Prada will make a limited-edition collection of sandals in India inspired by the country's traditional footwear, selling each pair at around 800 euros ($930), Prada senior executive Lorenzo Bertelli told Reuters, turning a backlash over cultural appropriation into a collaboration with Indian artisans.

The Italian luxury group plans to make 2,000 pairs of the sandals in the regions of Maharashtra and Karnataka under a deal with two state-backed bodies, blending local Indian craftsmanship with Italian technology and know-how.

"We'll mix the original manufacturer's standard capabilities with our manufacturing techniques", Bertelli, who is chief marketing officer and head of corporate social responsibility, told Reuters in an interview.

The collection will go on sale in February 2026 across 40 Prada stores worldwide and online, the company said. Prada faced criticism six months ago after showing sandals resembling 12th-century Indian footwear, known as Kolhapuri chappals, at a Milan show.

Photos went viral, prompting outrage from Indian artisans and politicians. Prada later admitted its design drew from ancient Indian styles and began talks with artisan groups for collaboration.

It has now signed an agreement with Sant Rohidas Leather Industries and Charmakar Development Corporation (LIDCOM) and Dr Babu Jagjivan Ram Leather Industries Development Corporation (LIDKAR), which promote India’s leather heritage.

"We want to be a multiplier of awareness for these chappals," said Bertelli, who is the eldest son of Prada founders Miuccia Prada and Patrizio Bertelli.

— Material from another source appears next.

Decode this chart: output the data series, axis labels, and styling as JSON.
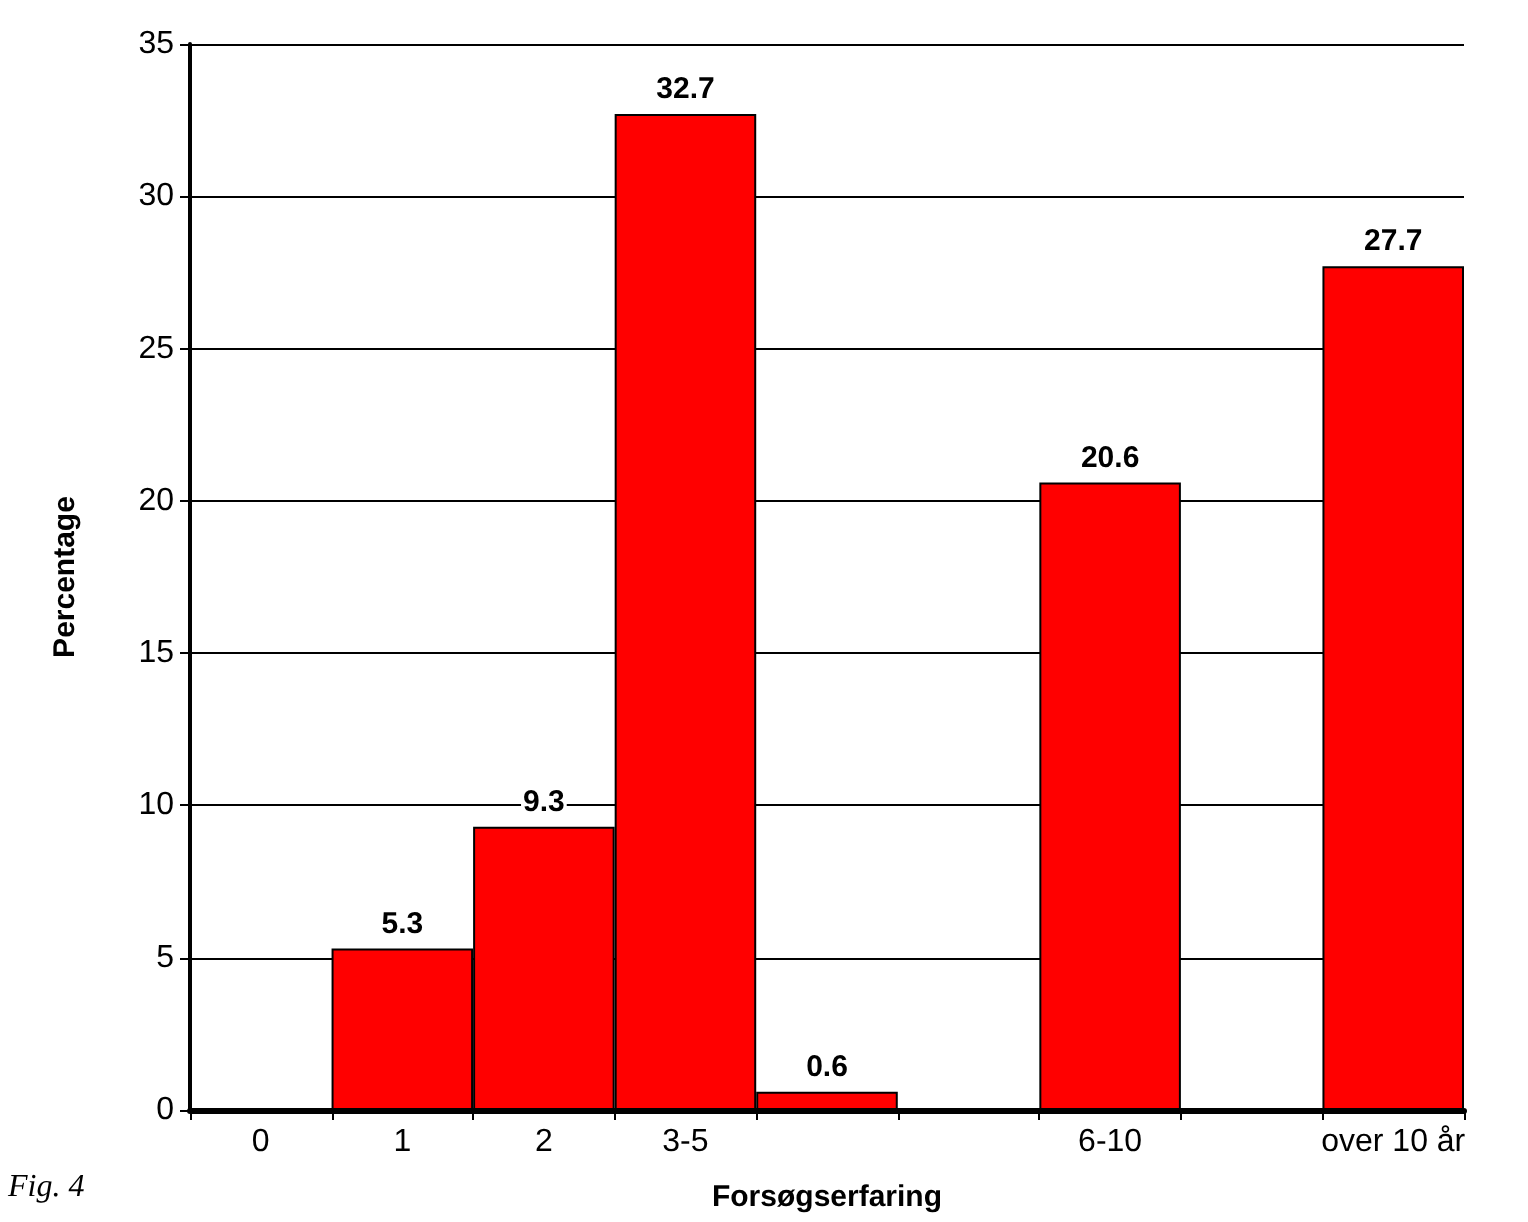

A three-year partnership, whose details are still being finalized, will be set up to train local artisans. The initiative will include training programs in India and opportunities to spend short periods at Prada’s Academy in Italy.

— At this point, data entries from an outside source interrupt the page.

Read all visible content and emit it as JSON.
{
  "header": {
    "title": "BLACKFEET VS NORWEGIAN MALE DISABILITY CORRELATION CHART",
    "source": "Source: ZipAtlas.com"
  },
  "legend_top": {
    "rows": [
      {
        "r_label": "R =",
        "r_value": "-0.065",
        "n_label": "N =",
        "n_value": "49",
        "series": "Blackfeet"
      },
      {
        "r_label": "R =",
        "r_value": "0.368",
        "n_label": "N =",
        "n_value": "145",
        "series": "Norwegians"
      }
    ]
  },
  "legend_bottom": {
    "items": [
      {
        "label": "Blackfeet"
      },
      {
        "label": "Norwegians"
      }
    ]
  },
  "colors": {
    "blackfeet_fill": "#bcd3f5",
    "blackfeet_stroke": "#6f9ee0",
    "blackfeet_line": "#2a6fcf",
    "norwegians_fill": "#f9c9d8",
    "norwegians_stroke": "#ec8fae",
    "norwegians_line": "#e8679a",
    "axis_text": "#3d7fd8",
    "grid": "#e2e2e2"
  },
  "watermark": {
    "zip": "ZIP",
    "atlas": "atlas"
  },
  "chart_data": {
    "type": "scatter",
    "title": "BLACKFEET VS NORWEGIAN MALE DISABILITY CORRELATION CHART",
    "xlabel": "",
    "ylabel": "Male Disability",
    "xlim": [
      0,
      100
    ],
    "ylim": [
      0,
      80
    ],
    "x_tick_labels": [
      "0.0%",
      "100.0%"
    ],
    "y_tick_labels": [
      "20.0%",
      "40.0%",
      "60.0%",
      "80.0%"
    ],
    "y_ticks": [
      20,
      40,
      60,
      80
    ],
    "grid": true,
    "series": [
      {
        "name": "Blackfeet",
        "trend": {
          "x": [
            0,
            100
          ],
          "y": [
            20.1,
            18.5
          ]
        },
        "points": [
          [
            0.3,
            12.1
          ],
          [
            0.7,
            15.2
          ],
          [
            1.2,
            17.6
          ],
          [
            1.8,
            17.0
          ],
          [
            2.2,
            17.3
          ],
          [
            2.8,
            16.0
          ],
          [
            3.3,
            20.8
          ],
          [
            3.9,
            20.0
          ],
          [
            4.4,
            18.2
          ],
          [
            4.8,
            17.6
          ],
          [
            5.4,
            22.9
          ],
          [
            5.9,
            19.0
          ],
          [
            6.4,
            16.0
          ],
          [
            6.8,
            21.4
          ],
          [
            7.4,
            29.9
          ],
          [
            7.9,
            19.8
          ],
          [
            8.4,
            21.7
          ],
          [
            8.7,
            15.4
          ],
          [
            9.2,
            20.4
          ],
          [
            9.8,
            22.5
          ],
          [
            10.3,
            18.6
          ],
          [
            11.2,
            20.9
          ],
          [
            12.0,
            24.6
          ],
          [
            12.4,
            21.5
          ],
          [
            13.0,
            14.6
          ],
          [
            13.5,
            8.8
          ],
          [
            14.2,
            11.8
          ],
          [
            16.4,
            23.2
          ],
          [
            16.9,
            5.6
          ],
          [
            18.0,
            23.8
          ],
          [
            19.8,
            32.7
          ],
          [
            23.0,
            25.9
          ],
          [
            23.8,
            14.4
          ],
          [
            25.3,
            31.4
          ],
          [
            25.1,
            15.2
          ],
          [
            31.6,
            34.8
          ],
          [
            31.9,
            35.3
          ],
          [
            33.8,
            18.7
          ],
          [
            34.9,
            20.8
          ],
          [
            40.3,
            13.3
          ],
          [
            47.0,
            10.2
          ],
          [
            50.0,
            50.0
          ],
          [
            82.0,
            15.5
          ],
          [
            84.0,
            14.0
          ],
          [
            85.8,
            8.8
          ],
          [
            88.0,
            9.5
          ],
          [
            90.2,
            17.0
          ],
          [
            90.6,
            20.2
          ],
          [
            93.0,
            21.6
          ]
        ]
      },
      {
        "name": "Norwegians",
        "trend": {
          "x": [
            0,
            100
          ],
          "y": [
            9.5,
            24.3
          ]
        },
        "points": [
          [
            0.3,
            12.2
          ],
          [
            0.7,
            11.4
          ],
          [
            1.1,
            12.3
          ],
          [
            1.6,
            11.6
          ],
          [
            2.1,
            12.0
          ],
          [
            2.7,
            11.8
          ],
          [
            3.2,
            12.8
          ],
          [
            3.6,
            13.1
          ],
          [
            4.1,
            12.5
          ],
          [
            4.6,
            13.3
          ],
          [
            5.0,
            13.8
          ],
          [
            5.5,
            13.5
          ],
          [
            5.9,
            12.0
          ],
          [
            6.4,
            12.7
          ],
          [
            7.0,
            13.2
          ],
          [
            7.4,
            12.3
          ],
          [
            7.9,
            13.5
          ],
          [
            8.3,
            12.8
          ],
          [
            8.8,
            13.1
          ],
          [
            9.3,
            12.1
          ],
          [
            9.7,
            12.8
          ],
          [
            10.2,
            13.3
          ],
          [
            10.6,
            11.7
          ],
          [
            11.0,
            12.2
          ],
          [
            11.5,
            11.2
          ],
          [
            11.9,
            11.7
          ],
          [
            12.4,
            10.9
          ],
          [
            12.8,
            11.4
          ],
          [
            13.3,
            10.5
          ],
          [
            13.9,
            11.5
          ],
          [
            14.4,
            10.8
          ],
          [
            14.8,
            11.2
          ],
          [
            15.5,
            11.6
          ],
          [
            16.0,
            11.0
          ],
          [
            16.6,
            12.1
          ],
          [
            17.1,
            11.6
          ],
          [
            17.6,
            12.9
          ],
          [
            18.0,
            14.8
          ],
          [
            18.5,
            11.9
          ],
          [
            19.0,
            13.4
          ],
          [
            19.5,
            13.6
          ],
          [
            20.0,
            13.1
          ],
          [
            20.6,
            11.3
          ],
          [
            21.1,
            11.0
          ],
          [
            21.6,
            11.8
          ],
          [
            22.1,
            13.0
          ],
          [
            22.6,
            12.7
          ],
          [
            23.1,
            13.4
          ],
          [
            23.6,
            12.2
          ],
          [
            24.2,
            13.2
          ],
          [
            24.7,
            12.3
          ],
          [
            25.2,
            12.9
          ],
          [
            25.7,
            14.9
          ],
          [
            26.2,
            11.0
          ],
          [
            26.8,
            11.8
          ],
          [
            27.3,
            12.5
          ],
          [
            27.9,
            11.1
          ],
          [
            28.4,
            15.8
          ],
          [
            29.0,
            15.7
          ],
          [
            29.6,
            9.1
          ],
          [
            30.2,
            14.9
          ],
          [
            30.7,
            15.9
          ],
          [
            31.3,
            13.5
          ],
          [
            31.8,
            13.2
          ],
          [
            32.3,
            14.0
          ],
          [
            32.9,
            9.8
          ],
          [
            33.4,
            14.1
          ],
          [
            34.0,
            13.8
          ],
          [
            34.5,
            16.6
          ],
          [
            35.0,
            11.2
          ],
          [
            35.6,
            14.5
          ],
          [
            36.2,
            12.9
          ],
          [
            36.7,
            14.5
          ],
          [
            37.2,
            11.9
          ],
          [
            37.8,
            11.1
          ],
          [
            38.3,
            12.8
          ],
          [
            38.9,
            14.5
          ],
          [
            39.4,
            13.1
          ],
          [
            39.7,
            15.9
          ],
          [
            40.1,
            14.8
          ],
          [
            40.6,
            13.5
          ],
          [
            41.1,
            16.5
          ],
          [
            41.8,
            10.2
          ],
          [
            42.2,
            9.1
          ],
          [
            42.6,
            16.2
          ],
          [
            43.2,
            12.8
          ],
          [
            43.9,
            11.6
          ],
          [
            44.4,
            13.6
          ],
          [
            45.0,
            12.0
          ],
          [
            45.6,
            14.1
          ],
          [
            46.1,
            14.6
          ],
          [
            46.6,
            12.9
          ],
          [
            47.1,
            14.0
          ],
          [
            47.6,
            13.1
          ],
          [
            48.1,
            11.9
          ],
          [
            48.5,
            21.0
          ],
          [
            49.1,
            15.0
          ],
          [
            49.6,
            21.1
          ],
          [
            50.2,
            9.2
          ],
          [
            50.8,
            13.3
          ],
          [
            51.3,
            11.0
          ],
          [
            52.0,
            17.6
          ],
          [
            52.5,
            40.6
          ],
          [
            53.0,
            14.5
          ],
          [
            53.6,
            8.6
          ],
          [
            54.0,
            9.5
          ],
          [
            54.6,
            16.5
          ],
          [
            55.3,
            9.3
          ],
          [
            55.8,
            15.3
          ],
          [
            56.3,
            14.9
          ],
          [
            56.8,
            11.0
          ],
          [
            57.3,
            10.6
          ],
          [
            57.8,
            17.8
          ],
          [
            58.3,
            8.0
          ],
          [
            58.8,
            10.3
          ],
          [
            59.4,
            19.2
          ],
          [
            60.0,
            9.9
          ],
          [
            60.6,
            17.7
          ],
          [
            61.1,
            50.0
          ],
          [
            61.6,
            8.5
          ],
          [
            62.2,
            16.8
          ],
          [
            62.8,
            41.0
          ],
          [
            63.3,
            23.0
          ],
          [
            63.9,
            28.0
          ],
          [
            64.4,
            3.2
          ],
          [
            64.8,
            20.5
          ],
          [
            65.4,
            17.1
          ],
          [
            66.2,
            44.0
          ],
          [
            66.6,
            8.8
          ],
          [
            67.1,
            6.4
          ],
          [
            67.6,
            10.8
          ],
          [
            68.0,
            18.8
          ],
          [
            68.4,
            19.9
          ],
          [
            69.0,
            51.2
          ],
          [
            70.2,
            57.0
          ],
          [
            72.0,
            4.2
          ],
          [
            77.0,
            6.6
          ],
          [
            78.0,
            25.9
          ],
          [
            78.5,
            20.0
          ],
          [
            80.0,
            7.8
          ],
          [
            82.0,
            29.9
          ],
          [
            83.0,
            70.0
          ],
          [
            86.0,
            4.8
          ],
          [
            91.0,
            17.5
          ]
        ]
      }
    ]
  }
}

Chappals originated in Maharashtra and Karnataka and are handcrafted by people from marginalized communities. Artisans hope the collaboration will raise incomes, attract younger generations to the trade and preserve heritage threatened by cheap imitations and declining demand.

"Once Prada endorses this craft as a luxury product, definitely the domino effect will work and result in increasing demand for the craft," said Prerna Deshbhratar, LIDCOM managing director.

Bertelli said the project and training program would cost "several million euros", adding that artisans would be fairly remunerated.